Camat Sukmajaya Christine Desima Arthauli mengatakan, keterlibatan seluruh elemen masyarakat menjadi bukti kuat bahwa semangat persatuan dan kecintaan terhadap budaya masih tumbuh di tengah masyarakat Kota Depok, khususnya di Kecamatan Sukmajaya.
“Seluruh aparat kecamatan bersama kelurahan, stakeholder, Danramil, Kapolsek, kader PKK hingga para lansia Sukmajaya ikut berpartisipasi dalam arak-arakan budaya.

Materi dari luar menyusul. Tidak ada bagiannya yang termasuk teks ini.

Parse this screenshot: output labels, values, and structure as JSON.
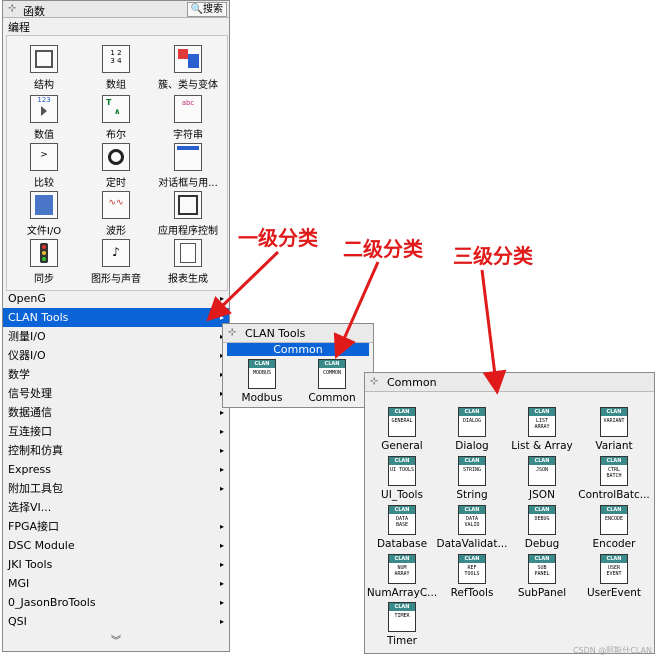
{
  "palette": {
    "title": "函数",
    "search_label": "搜索",
    "category": "编程",
    "items": [
      {
        "label": "结构",
        "icon": "structure-icon"
      },
      {
        "label": "数组",
        "icon": "array-icon"
      },
      {
        "label": "簇、类与变体",
        "icon": "cluster-class-variant-icon"
      },
      {
        "label": "数值",
        "icon": "numeric-icon"
      },
      {
        "label": "布尔",
        "icon": "boolean-icon"
      },
      {
        "label": "字符串",
        "icon": "string-icon"
      },
      {
        "label": "比较",
        "icon": "comparison-icon"
      },
      {
        "label": "定时",
        "icon": "timing-icon"
      },
      {
        "label": "对话框与用...",
        "icon": "dialog-ui-icon"
      },
      {
        "label": "文件I/O",
        "icon": "file-io-icon"
      },
      {
        "label": "波形",
        "icon": "waveform-icon"
      },
      {
        "label": "应用程序控制",
        "icon": "app-control-icon"
      },
      {
        "label": "同步",
        "icon": "synchronization-icon"
      },
      {
        "label": "图形与声音",
        "icon": "graphics-sound-icon"
      },
      {
        "label": "报表生成",
        "icon": "report-generation-icon"
      }
    ],
    "menu": [
      {
        "label": "OpenG",
        "arrow": true
      },
      {
        "label": "CLAN Tools",
        "arrow": true,
        "selected": true
      },
      {
        "label": "测量I/O",
        "arrow": true
      },
      {
        "label": "仪器I/O",
        "arrow": true
      },
      {
        "label": "数学",
        "arrow": true
      },
      {
        "label": "信号处理",
        "arrow": true
      },
      {
        "label": "数据通信",
        "arrow": true
      },
      {
        "label": "互连接口",
        "arrow": true
      },
      {
        "label": "控制和仿真",
        "arrow": true
      },
      {
        "label": "Express",
        "arrow": true
      },
      {
        "label": "附加工具包",
        "arrow": true
      },
      {
        "label": "选择VI...",
        "arrow": false
      },
      {
        "label": "FPGA接口",
        "arrow": true
      },
      {
        "label": "DSC Module",
        "arrow": true
      },
      {
        "label": "JKI Tools",
        "arrow": true
      },
      {
        "label": "MGI",
        "arrow": true
      },
      {
        "label": "0_JasonBroTools",
        "arrow": true
      },
      {
        "label": "QSI",
        "arrow": true
      }
    ],
    "arrow_glyph": "▸",
    "more_glyph": "︾"
  },
  "clan_panel": {
    "title": "CLAN Tools",
    "highlight": "Common",
    "items": [
      {
        "label": "Modbus",
        "icon_band": "CLAN",
        "icon_text": "MODBUS"
      },
      {
        "label": "Common",
        "icon_band": "CLAN",
        "icon_text": "COMMON"
      }
    ]
  },
  "common_panel": {
    "title": "Common",
    "items": [
      {
        "label": "General",
        "icon_band": "CLAN",
        "icon_text": "GENERAL"
      },
      {
        "label": "Dialog",
        "icon_band": "CLAN",
        "icon_text": "DIALOG"
      },
      {
        "label": "List & Array",
        "icon_band": "CLAN",
        "icon_text": "LIST ARRAY"
      },
      {
        "label": "Variant",
        "icon_band": "CLAN",
        "icon_text": "VARIANT"
      },
      {
        "label": "UI_Tools",
        "icon_band": "CLAN",
        "icon_text": "UI TOOLS"
      },
      {
        "label": "String",
        "icon_band": "CLAN",
        "icon_text": "STRING"
      },
      {
        "label": "JSON",
        "icon_band": "CLAN",
        "icon_text": "JSON"
      },
      {
        "label": "ControlBatc...",
        "icon_band": "CLAN",
        "icon_text": "CTRL BATCH"
      },
      {
        "label": "Database",
        "icon_band": "CLAN",
        "icon_text": "DATA BASE"
      },
      {
        "label": "DataValidat...",
        "icon_band": "CLAN",
        "icon_text": "DATA VALID"
      },
      {
        "label": "Debug",
        "icon_band": "CLAN",
        "icon_text": "DEBUG"
      },
      {
        "label": "Encoder",
        "icon_band": "CLAN",
        "icon_text": "ENCODE"
      },
      {
        "label": "NumArrayC...",
        "icon_band": "CLAN",
        "icon_text": "NUM ARRAY"
      },
      {
        "label": "RefTools",
        "icon_band": "CLAN",
        "icon_text": "REF TOOLS"
      },
      {
        "label": "SubPanel",
        "icon_band": "CLAN",
        "icon_text": "SUB PANEL"
      },
      {
        "label": "UserEvent",
        "icon_band": "CLAN",
        "icon_text": "USER EVENT"
      },
      {
        "label": "Timer",
        "icon_band": "CLAN",
        "icon_text": "TIMER"
      }
    ]
  },
  "annotations": {
    "level1": "一级分类",
    "level2": "二级分类",
    "level3": "三级分类",
    "color": "#e01a1a"
  },
  "watermark": "CSDN @阿斯什CLAN",
  "colors": {
    "selection": "#0a64d8",
    "clan_band": "#3a8a8a"
  }
}
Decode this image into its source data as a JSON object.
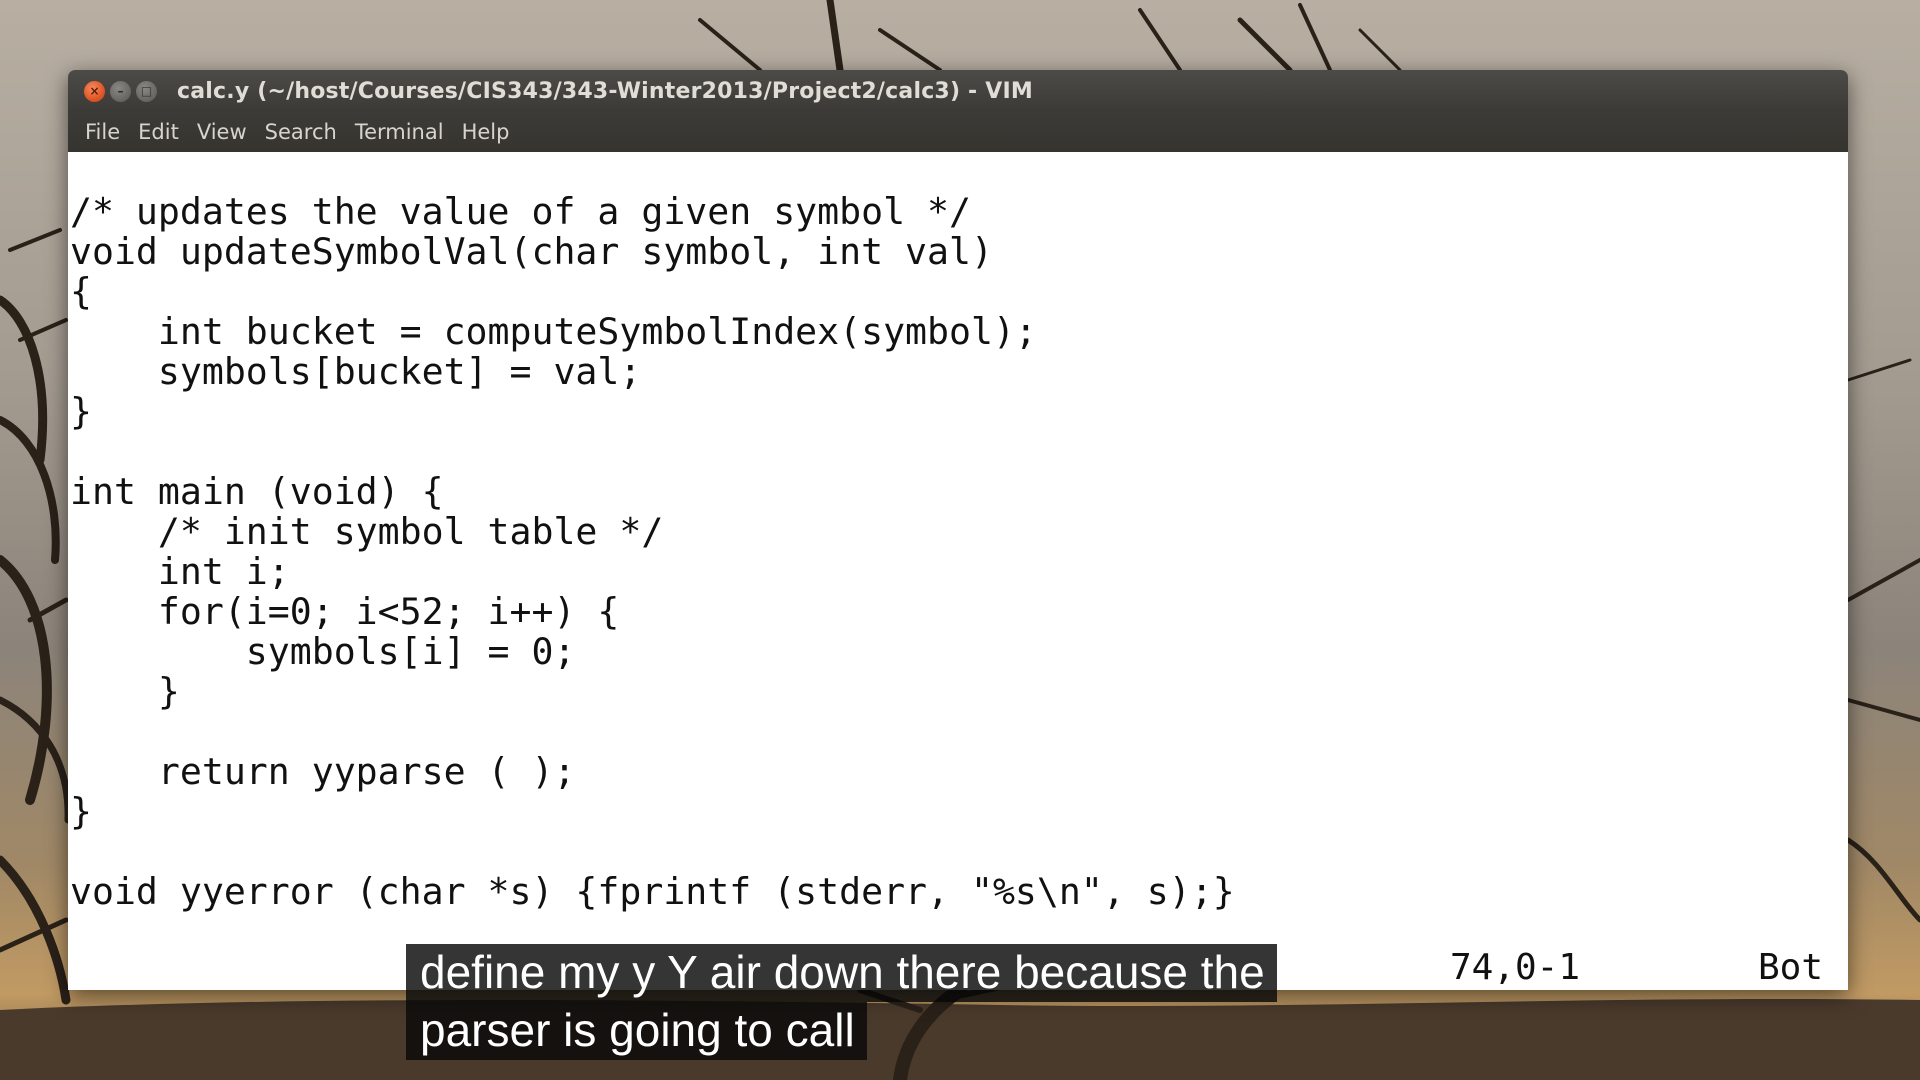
{
  "window": {
    "title": "calc.y (~/host/Courses/CIS343/343-Winter2013/Project2/calc3) - VIM",
    "buttons": {
      "close": "×",
      "minimize": "–",
      "maximize": "□"
    }
  },
  "menu": [
    "File",
    "Edit",
    "View",
    "Search",
    "Terminal",
    "Help"
  ],
  "editor": {
    "lines": [
      "/* updates the value of a given symbol */",
      "void updateSymbolVal(char symbol, int val)",
      "{",
      "    int bucket = computeSymbolIndex(symbol);",
      "    symbols[bucket] = val;",
      "}",
      "",
      "int main (void) {",
      "    /* init symbol table */",
      "    int i;",
      "    for(i=0; i<52; i++) {",
      "        symbols[i] = 0;",
      "    }",
      "",
      "    return yyparse ( );",
      "}",
      "",
      "void yyerror (char *s) {fprintf (stderr, \"%s\\n\", s);}"
    ],
    "status": {
      "position": "74,0-1",
      "scroll": "Bot"
    }
  },
  "caption": {
    "lines": [
      "define my y Y air down there because the",
      "parser is going to call"
    ]
  },
  "colors": {
    "titlebar": "#3b3a37",
    "close_button": "#e25a2b",
    "editor_background": "#ffffff",
    "code_text": "#111111"
  }
}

Ini menjadi gambaran bahwa masyarakat Depok memiliki rasa kebersamaan yang kuat,” ujar Christine,Sabtu (9/5/226)
Menurutnya, Lebaran Depok 2026 bukan sekadar agenda tahunan, tetapi juga ruang untuk memperkuat identitas Kota Depok sebagai kota yang kaya keberagaman budaya.
Ia menilai, tema “Depok Rumah Kita” yang diangkat tahun ini mencerminkan semangat persaudaraan seluruh warga tanpa memandang latar belakang suku maupun budaya.
“Kami bangga karena budaya dari berbagai pulau di Indonesia bisa hadir di Lebaran Depok. Ini menunjukkan bahwa Depok benar-benar menjadi miniatur Indonesia,” tuturnya.
Christine juga menyoroti pentingnya keterlibatan generasi muda dalam menjaga dan melestarikan budaya bangsa. Menurutnya, pelestarian budaya tidak cukup hanya menjadi simbol seremonial, melainkan harus diwariskan secara nyata kepada anak-anak muda.
“Anak muda harus ikut menjaga budaya Indonesia. Jangan sampai budaya kita terkikis oleh perkembangan zaman. Kalau para lansia saja masih semangat menari dan bermain angklung, tentu generasi muda juga harus bisa mengambil peran,” katanya.
Selama sepekan pelaksanaan, Lebaran Depok 2026 tidak hanya menghadirkan pertunjukan seni dan budaya, tetapi juga menjadi wadah bagi pelaku UMKM, komunitas kreatif, dan masyarakat untuk mempererat kebersamaan dalam balutan tradisi dan budaya Nusantara.
Penutupan acara berlangsung penuh antusias hingga malam hari, menandai berakhirnya perayaan budaya yang telah menjadi identitas sekaligus kebanggaan masyarakat Kota Depok.